Carnage en vagabondage
Entre une balade dominicale ou un rapide passage à vélo à travers le parc Trembley, vous vous êtes sûrement arrêtés pour admirer la magnifique réplique du théâtre du Globe plantée dans les hauteurs du parc. La version plus menue du théâtre shakespearien n’est autre que l’emblème de la Tour VagabondeThéâtre Festival, laquelle a quitté ses beaux quartiers de Fribourg pour une halte de trois spectacles à Genève. Après Les Précieuses ridicules de Molière et L’île des esclaves de Marivaux, c’est un autre classique qui nous est présenté.
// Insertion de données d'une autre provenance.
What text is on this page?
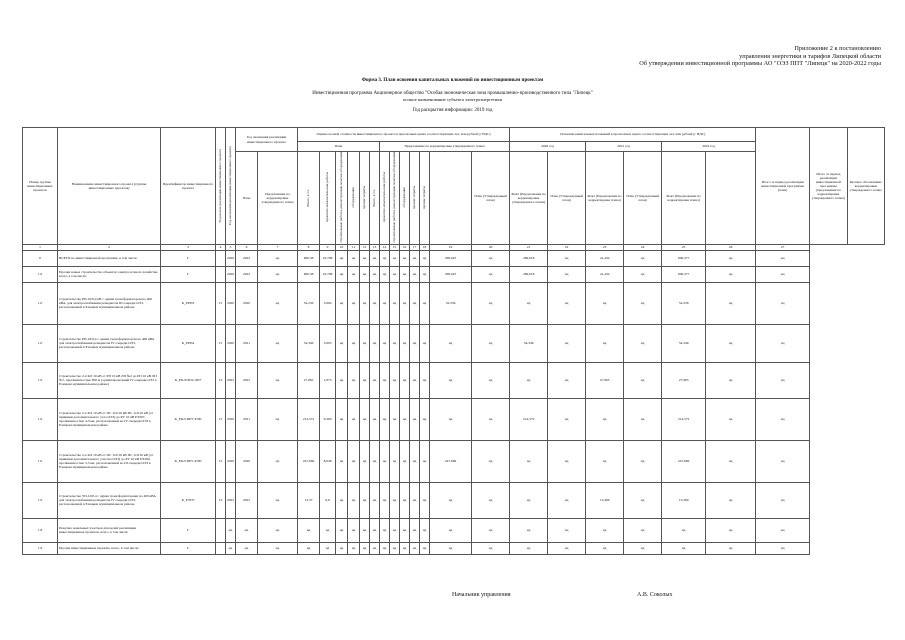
Приложение 2 к постановлению
управления энергетики и тарифов Липецкой области
Об утверждении инвестиционной программы АО "ОЭЗ ППТ "Липецк" на 2020-2022 годы
Форма 3. План освоения капитальных вложений по инвестиционным проектам
Инвестиционная программа Акционерное общество "Особая экономическая зона промышленно-производственного типа "Липецк"
полное наименование субъекта электроэнергетики
Год раскрытия информации: 2019 год
Номер группы инвестиционных проектов	Наименование инвестиционного проекта (группы инвестиционных проектов)	Идентификатор инвестиционного проекта	Год начала реализации инвестиционного проекта	Год окончания реализации инвестиционного проекта	Год окончания реализации инвестиционного проекта		Оценка полной стоимости инвестиционного проекта в прогнозных ценах соответствующих лет, млн рублей (с НДС)													Освоение капитальных вложений в прогнозных ценах соответствующих лет, млн рублей (с НДС)						Итого за период реализации инвестиционной программы (план)	Итого за период реализации инвестиционной программы (предложение по корректировке утвержденного плана)	Краткое обоснование корректировки утвержденного плана
							План						Предложение по корректировке утвержденного плана							2020 год		2021 год		2022 год				
					План	Предложение по корректировке утвержденного плана	Всего, в т.ч.	проектно-изыскательские работы	строительные работы, реконструкция, монтаж оборудования	оборудование	прочие затраты	Всего, в т.ч.	проектно-изыскательские работы	строительные работы, реконструкция, монтаж оборудования	оборудование	прочие затраты	прочие затраты		План (Утвержденный план)	Факт (Предложение по корректировке утвержденного плана)	План (Утвержденный план)	Факт (Предложение по корректировке плана)	План (Утвержденный план)	Факт (Предложение по корректировке плана)				

1	2	3	4	5	6	7	8	9	10	11	12	13	14	15	16	17	18	19	20	21	22	23	24	25	26	27		
0	ВСЕГО по инвестиционной программе, в том числе:	Г		2020	2022	нд	606,38	23,798	нд	нд	нд	нд	нд	нд	нд	нд	нд	299,925	нд	269,018	нд	41,434	нд	606,377	нд	нд		
1.0	Прочие новые строительство объектов электросетевого хозяйства, всего, в том числе:	Г		2020	2022	нд	606,38	23,798	нд	нд	нд	нд	нд	нд	нд	нд	нд	299,925	нд	269,018	нд	41,434	нд	606,377	нд	нд		
1.0	Строительство РП-10/0,4 кВ с одним трансформатором на 400 кВА, для электроснабжения резидентов III очереди ОЭЗ, расположенной в Елецком муниципальном районе	K_ЕРП3	П	2020	2020	нд	52,256	3,604	нд	нд	нд	нд	нд	нд	нд	нд	нд	52,256	нд	нд	нд	нд	нд	52,256	нд	нд		
1.0	Строительство РП-10/0,4 с одним трансформатором на 400 кВА для электроснабжения резидентов IV очереди ОЭЗ, расположенной в Елецком муниципальном районе	K_ЕРП4	П	2020	2021	нд	54,346	3,605	нд	нд	нд	нд	нд	нд	нд	нд	нд	нд	нд	54,346	нд	нд	нд	54,346	нд	нд		
1.0	Строительство 2-х КЛ 10 кВ от РП 10 кВ ЛП №2 до РП 10 кВ ЛП №7, протяженностью 850 м (ориентировочный IV очереди ОЭЗ в Елецком муниципальном районе)	K_ЕКЛ/ЛП2-ЛП7	П	2022	2022	нд	27,965	1,875	нд	нд	нд	нд	нд	нд	нд	нд	нд	нд	нд	нд	нд	27,965	нд	27,965	нд	нд		
1.0	Строительство 2-х КЛ 10 кВ от ПС 110/10 кВ ПС 110/10 кВ (от привязки дополнительного узла ОЭЗ) до РУ 10 кВ РЭ297, протяженностью 4,3 км, расположенной во IV очереди ОЭЗ в Елецком муниципальном районе	K_ЕКЛ-ПРУ-РЭП	П	2020	2021	нд	214,572	6,300	нд	нд	нд	нд	нд	нд	нд	нд	нд	нд	нд	214,572	нд	нд	нд	214,572	нд	нд		
1.0	Строительство 2-х КЛ 10 кВ от ПС 110/10 кВ ПС 110/10 кВ (от привязки дополнительного участка ОЭЗ) до РУ 10 кВ РЭ290, протяженностью 5,5 км, расположенной во III очереди ОЭЗ в Елецком муниципальном районе	K_ЕКЛ-ПРУ-РЭП	П	2020	2020	нд	247,669	8,048	нд	нд	нд	нд	нд	нд	нд	нд	нд	247,669	нд	нд	нд	нд	нд	247,669	нд	нд		
1.0	Строительство ТП-10/0,4 с двумя трансформаторами по 400 кВА для электроснабжения резидентов IV очереди ОЭЗ, расположенной в Елецком муниципальном районе	K_ЕТП7	П	2022	2022	нд	13,37	0,6	нд	нд	нд	нд	нд	нд	нд	нд	нд	нд	нд	нд	нд	13,469	нд	13,369	нд	нд		
1.8	Покупка земельных участков для целей реализации инвестиционных проектов, всего, в том числе:	Г		нд	нд	нд	нд	нд	нд	нд	нд	нд	нд	нд	нд	нд	нд	нд	нд	нд	нд	нд	нд	нд	нд	нд		
1.6	Прочие инвестиционные проекты, всего, в том числе:	Г		нд	нд	нд	нд	нд	нд	нд	нд	нд	нд	нд	нд	нд	нд	нд	нд	нд	нд	нд	нд	нд	нд	нд		
Начальник управления	А.В. Соколых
En effet, la scène élisabéthaine accueillera la célèbre pièce Le Dieu du carnage de Yasmina Reza, du 4 au 20 juin, mise en scène par le GenevoisGeorges Guerreiro. Clôture du festival donc, toute en joutes verbales et en rixes lyriques pour les quatre comédiens de ce « carnage » burlesque.
De l’enfant à l’adulte
Alors que le festival s’inscrit dans un projet pédagogique en proposant aux étudiants du secondaire I et II de découvrir trois œuvres classiques à portée contemporaine, l’œuvre de Yasmina Reza commence ironiquement par un conflit entre deux enfants (l’un a cassé les dents de l’autre en lui donnant un coup de bâton) qui amène leurs parents à discuter diplomatiquement des conséquences de ce litige. Conséquences qui vont se décupler, car «Le Dieu du carnage» sème la zizanie auprès des deux couples et les pousse rapidement à se battre sur le ring de la raison. Les masques tombent: d’une part, Véronique et Michel Houillé et, d’autre part, Annette et Alain Reille. Les quatre personnages oublient les préceptes du début de la pièce inculqués à leurs enfants pour faire fi de la bienséance et pour se livrer à une cynique et violente guerre verbale (voire physique par moments) les uns contre les autres.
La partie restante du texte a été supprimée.